NO. 773:  Old Harmony Borax Works

In 1881 Aaron Winters discovered borax on the marsh near this point. He later sold his holdings to W. T. Coleman of San Francisco, who built the Harmony Borax Works in 1882 and commissioned his superintendent, J. W. S. Perry, to design wagons and locate a suitable route to Mojave. The work of gathering the ore (called 'cottonball') was done by Chinese workmen. From this point, 20-mule teams transported the processed borax 165 miles to the railroad until 1889

Location: State Hwy 190 (P.M. 109.1), 1.4 mi N of Furnace Creek, Death Valley National Monument


From the '20 Mule Team' landmark we rolled into the ranch to find Harry Oliver already there....affirming it was his Ford V8 woody that passed us on the way from Scotty's Castle. Set designer that he was, he had a plan to make a circled wagons backdrop for the campfire show and dad threw in with him to help, along with Stan Jones' friends Julio and Bufungo, who had shown up from Trona. Several of the French tourists from Stovepipe Wells pitched in as well. Dave and Louise Frey were on the way with another wagon and extra props piled high on the flatbed of his '47 Studebaker truck, not because Dave somehow knew what Harry was up to, he simply never traveled light, or without adequate 'walkin' around money'. The 'set' came together quickly and looked so good it could have been in the John Sturges movie that started Stan's career in show business at that very spot. .

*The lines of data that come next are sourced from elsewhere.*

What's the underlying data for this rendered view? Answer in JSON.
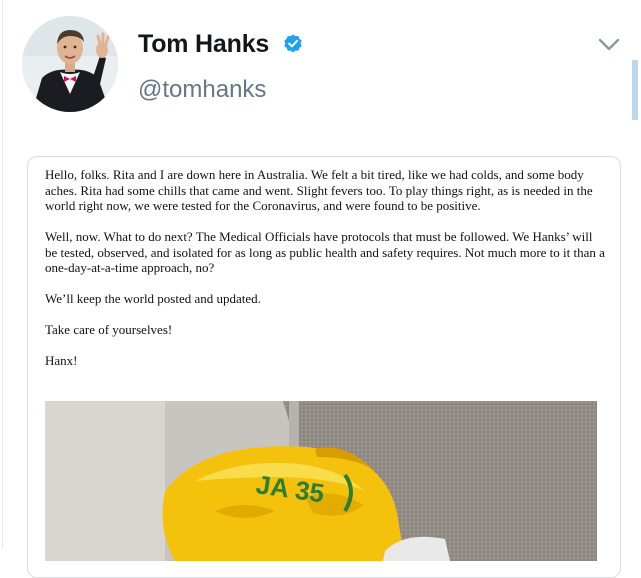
{
  "profile": {
    "display_name": "Tom Hanks",
    "handle": "@tomhanks",
    "verified_icon": "verified-badge-icon",
    "menu_icon": "chevron-down-icon"
  },
  "letter": {
    "paragraphs": [
      "Hello, folks. Rita and I are down here in Australia. We felt a bit tired, like we had colds, and some body aches. Rita had some chills that came and went. Slight fevers too. To play things right, as is needed in the world right now, we were tested for the Coronavirus, and were found to be positive.",
      "Well, now. What to do next? The Medical Officials have protocols that must be followed. We Hanks’ will be tested, observed, and isolated for as long as public health and safety requires.  Not much more to it than a one-day-at-a-time approach, no?",
      "We’ll keep the world posted and updated.",
      "Take care of yourselves!",
      "Hanx!"
    ]
  },
  "photo": {
    "bag_text": "JA 35"
  },
  "colors": {
    "text_primary": "#14171a",
    "text_secondary": "#657786",
    "verified_blue": "#1da1f2",
    "border": "#d8dde1"
  }
}
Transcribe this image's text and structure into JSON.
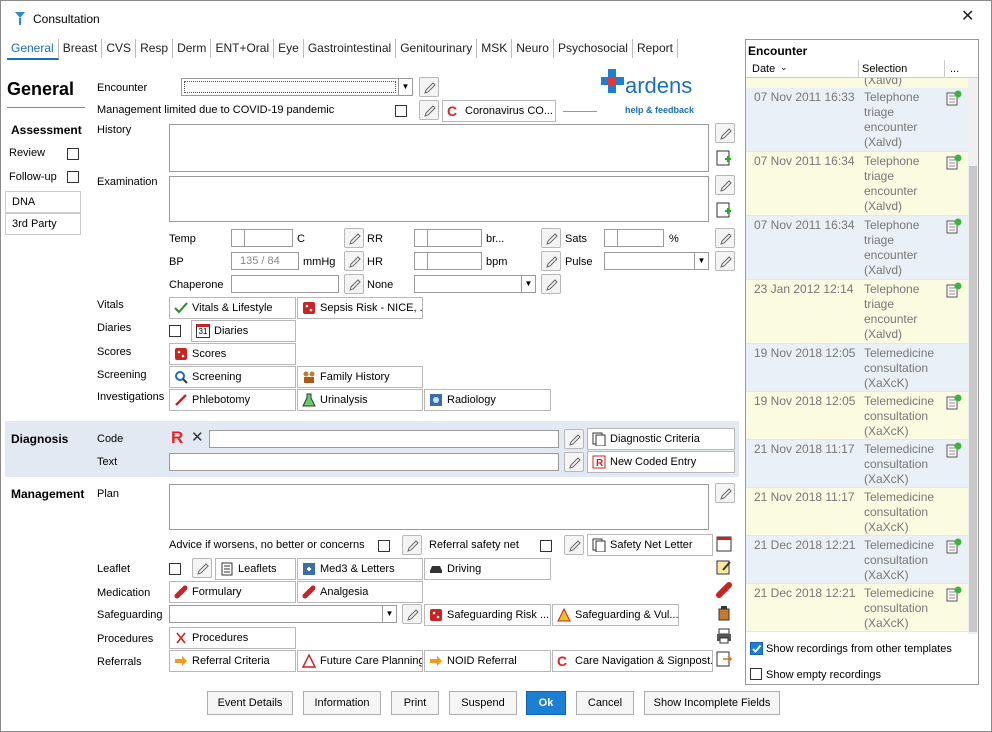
{
  "window": {
    "title": "Consultation"
  },
  "tabs": [
    "General",
    "Breast",
    "CVS",
    "Resp",
    "Derm",
    "ENT+Oral",
    "Eye",
    "Gastrointestinal",
    "Genitourinary",
    "MSK",
    "Neuro",
    "Psychosocial",
    "Report"
  ],
  "general": {
    "heading": "General",
    "encounter_label": "Encounter",
    "covid_label": "Management limited due to COVID-19 pandemic",
    "covid_button": "Coronavirus CO...",
    "history_label": "History",
    "examination_label": "Examination"
  },
  "ardens": {
    "name": "ardens",
    "sub": "help & feedback"
  },
  "assessment": {
    "heading": "Assessment",
    "review": "Review",
    "followup": "Follow-up",
    "dna": "DNA",
    "third_party": "3rd Party"
  },
  "vitals_row": {
    "temp": "Temp",
    "temp_unit": "C",
    "rr": "RR",
    "rr_unit": "br...",
    "sats": "Sats",
    "sats_unit": "%",
    "bp": "BP",
    "bp_placeholder": "135 / 84",
    "bp_unit": "mmHg",
    "hr": "HR",
    "hr_unit": "bpm",
    "pulse": "Pulse",
    "chaperone": "Chaperone",
    "none": "None"
  },
  "rows": {
    "vitals": "Vitals",
    "vitals_btn": "Vitals & Lifestyle",
    "sepsis_btn": "Sepsis Risk - NICE, ...",
    "diaries": "Diaries",
    "diaries_btn": "Diaries",
    "calendar_day": "31",
    "scores": "Scores",
    "scores_btn": "Scores",
    "screening": "Screening",
    "screening_btn": "Screening",
    "family_btn": "Family History",
    "investigations": "Investigations",
    "phlebotomy_btn": "Phlebotomy",
    "urinalysis_btn": "Urinalysis",
    "radiology_btn": "Radiology"
  },
  "diagnosis": {
    "heading": "Diagnosis",
    "code": "Code",
    "text": "Text",
    "r_badge": "R",
    "criteria_btn": "Diagnostic Criteria",
    "coded_btn": "New Coded Entry"
  },
  "management": {
    "heading": "Management",
    "plan": "Plan",
    "advice": "Advice if worsens, no better or concerns",
    "safety_net": "Referral safety net",
    "safety_letter_btn": "Safety Net Letter",
    "leaflet": "Leaflet",
    "leaflets_btn": "Leaflets",
    "med3_btn": "Med3 & Letters",
    "driving_btn": "Driving",
    "medication": "Medication",
    "formulary_btn": "Formulary",
    "analgesia_btn": "Analgesia",
    "safeguarding": "Safeguarding",
    "sg_risk_btn": "Safeguarding Risk ...",
    "sg_vul_btn": "Safeguarding & Vul...",
    "procedures": "Procedures",
    "procedures_btn": "Procedures",
    "referrals": "Referrals",
    "ref_criteria_btn": "Referral Criteria",
    "future_care_btn": "Future Care Planning",
    "noid_btn": "NOID Referral",
    "care_nav_btn": "Care Navigation & Signpost..."
  },
  "encounter_panel": {
    "title": "Encounter",
    "col_date": "Date",
    "col_selection": "Selection",
    "col_more": "...",
    "top_partial": "(Xalvd)",
    "rows": [
      {
        "date": "07 Nov 2011 16:33",
        "lines": [
          "Telephone",
          "triage",
          "encounter",
          "(Xalvd)"
        ],
        "flag": true
      },
      {
        "date": "07 Nov 2011 16:34",
        "lines": [
          "Telephone",
          "triage",
          "encounter",
          "(Xalvd)"
        ],
        "flag": true
      },
      {
        "date": "07 Nov 2011 16:34",
        "lines": [
          "Telephone",
          "triage",
          "encounter",
          "(Xalvd)"
        ],
        "flag": true
      },
      {
        "date": "23 Jan 2012 12:14",
        "lines": [
          "Telephone",
          "triage",
          "encounter",
          "(Xalvd)"
        ],
        "flag": true
      },
      {
        "date": "19 Nov 2018 12:05",
        "lines": [
          "Telemedicine",
          "consultation",
          "(XaXcK)"
        ],
        "flag": false
      },
      {
        "date": "19 Nov 2018 12:05",
        "lines": [
          "Telemedicine",
          "consultation",
          "(XaXcK)"
        ],
        "flag": true
      },
      {
        "date": "21 Nov 2018 11:17",
        "lines": [
          "Telemedicine",
          "consultation",
          "(XaXcK)"
        ],
        "flag": true
      },
      {
        "date": "21 Nov 2018 11:17",
        "lines": [
          "Telemedicine",
          "consultation",
          "(XaXcK)"
        ],
        "flag": false
      },
      {
        "date": "21 Dec 2018 12:21",
        "lines": [
          "Telemedicine",
          "consultation",
          "(XaXcK)"
        ],
        "flag": true
      },
      {
        "date": "21 Dec 2018 12:21",
        "lines": [
          "Telemedicine",
          "consultation",
          "(XaXcK)"
        ],
        "flag": true
      }
    ],
    "show_other": "Show recordings from other templates",
    "show_empty": "Show empty recordings"
  },
  "footer": {
    "event_details": "Event Details",
    "information": "Information",
    "print": "Print",
    "suspend": "Suspend",
    "ok": "Ok",
    "cancel": "Cancel",
    "show_incomplete": "Show Incomplete Fields"
  },
  "colors": {
    "accent": "#1b7fd4",
    "diag_band": "#e2e9f2",
    "row_yellow": "#fbfbe2",
    "row_blue": "#eaf0f8"
  }
}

Not being inclined to physical work myself, I'd slipped over to where Stan Jones' band 'The Plainsmen' had been going over a few of his songs. Right off, I recognized steel guitarist Joaquin Murphy from seeing him many times with Spade Cooley at the Santa Monica Pier Ballroom, the house bands on 'Rocket to Stardom' at KTLA and 'Town Hall party at the Compton town hall to which mom and I would ride the bus to play my red accordion. The other band members were looking familiar as well. The bandleader was Andy Parker, along with Clem Smith, Charlie Morgan (who was going on about his sister Jaye P. Morgan's recent recording success), and George Bamby. Andy said I'd likely seen them in the Saturday matinees playing with Eddie Dean. I hadn't but I shyly mentioned that I thought my godmother, Shirley Patterson had done some acting with Eddie Dean. "Some?" Andy said. It turned out she'd starred in three westerns with him, they knew her well, and when he said the dates the movies were released, one of them it turned out. 'Driftin River' was released the very day I was born.  


To borrow a quote from dad I went: 'Hmmm". I'd realized now the reason mom was hauling me around to play those talent shows was to live a bit vicariously the stage door side of things she perceived existed for her best teenage friend turned actress. "So you play the accordion?" "Show us what you've got" George Bamby says and I borrowed his smallish Italian job and knocked off 'Lady of Spain' complete with the 'doodly-doodly' trick bit they taught me at Morey's Music back in Long Beach. They jumped in and accompanied me with an instant arrangement that threw me off some but I hung on. They said I just had to play it that night for everyone, no excuses. And here I'd simply wandered by to get out of work, but I knew being a kid act shill that night would make mom happy.

Speaking of mom, she'd wandered off to the pool and was back reading 'Cat on a Hot Tin Roof' when I had realized the time and running back to the Bel Air, the dashboard clock showed a bit past 4, and grabbing the soda from the cooler I rushed Dr. Pepper #3 to her poolside in the nick of time. And time it was to get ready for the show.